Emma Starling is our protagonist, and she was born with healing powers in her hands. She went away to medical school, but was expelled for reasons that we don’t understand until later, and her healing touch is gone. She has quietly left school without telling a soul back home. She hasn’t even returned for a visit, but now she has been summoned unequivocally; her father is dying, and her mama wants her to come home. NOW.
There are enough points of view in this story to make your head spin. We have the graveyard crowd, for example, and since Everton, New Hampshire is such a tiny town, everybody knows everybody, dead or alive. When I first see that the dead are discussing the affairs of the living, I am dismayed, because the legendary Fannie Farmer has already done this in The Whole Town’s Talking. But soon it becomes obvious that this story isn’t derivative in the least; Hartnett takes this device and uses it in a different way, and it doesn’t dominate the story as Flagg’s does; these characters are there to provide a slightly more objective perspective than those that still live.

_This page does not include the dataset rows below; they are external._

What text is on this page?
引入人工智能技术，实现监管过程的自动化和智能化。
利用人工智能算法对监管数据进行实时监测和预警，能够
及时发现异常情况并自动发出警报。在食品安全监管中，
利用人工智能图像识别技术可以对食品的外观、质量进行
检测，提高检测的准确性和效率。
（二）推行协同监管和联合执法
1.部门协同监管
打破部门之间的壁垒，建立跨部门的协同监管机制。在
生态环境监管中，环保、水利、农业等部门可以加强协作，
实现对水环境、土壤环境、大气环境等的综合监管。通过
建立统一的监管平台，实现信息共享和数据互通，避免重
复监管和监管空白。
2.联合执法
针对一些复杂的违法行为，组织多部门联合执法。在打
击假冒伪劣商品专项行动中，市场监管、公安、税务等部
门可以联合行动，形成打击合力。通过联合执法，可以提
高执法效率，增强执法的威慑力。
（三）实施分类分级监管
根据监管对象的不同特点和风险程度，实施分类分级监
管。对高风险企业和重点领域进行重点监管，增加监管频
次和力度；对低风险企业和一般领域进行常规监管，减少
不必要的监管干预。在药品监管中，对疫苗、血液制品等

There are several points of view from among the living, too. And there are references throughout to the writings of Harold Baines, a naturalist instrumental in shaping the town and in particular, the iconic yet bizarre Corbin Park, which is open only to a chosen few. There are points of view offered from the critters as well; not all of the critters are real, however. And at the EXACT moment when I begin to think that the author should have pared this thing down, for heaven’s sake, because the organization appears to be all over the place, the narrative explains that “A good story doesn’t always follow an arrow, sometimes it meanders a little instead, so we hope you’ll excuse this tangent…It might seem unrelated, but sometimes a minor character doesn’t become important until later…The lives of the living often get tangled up in unexpected ways, especially in a town as small as ours, even when a ten-foot electrified fence splits it up.”
I howled, because it felt as if the author had read my mind!
An important plot point is the disappearance of Crystal Nash. Crystal was Emma’s best friend, and had lived with the Starling family as sort of an informal foster child. Crystal developed an addiction and disappeared; Emma and Crystal had had a falling out, and Emma tries not to think about her too much now. Clive, Emma’s father, seldom thinks about anybody else. He’s turned over every rock; slapped a poster on every telephone pole.
To say the least, it’s an interesting homecoming for Emma.
As if the many points of view don’t make for a complex enough story, Hartnett takes us back in time—sometimes just a few years, at other times, way back in the past—and I am awestruck at the way she pulls all of it together at the end, with no loose ends hanging. At the outset I had been sure that this story should have been streamlined, but at the end, when I look back to see what, if anything, could be cut without detracting from the story, there is nothing that’s superfluous. Not one thing. All of these odd bits and pieces are essential to the story she is telling; “meandering,” indeed.
Because I had fallen behind in my reading, I checked out the audio version from Seattle Bibliocommons, and it is brilliantly performed. Usually a story this complicated doesn’t work for me as an audiobook, but this one is outstanding and not hard to follow (although I did go back over the DRC for some quotes.) Mark Bramhall and Kirby Heyborne do an exceptional job as narrators.
This is undoubtedly one of the finest novels we’ll see in 2022. Highly recommended in whatever format makes your heart happy.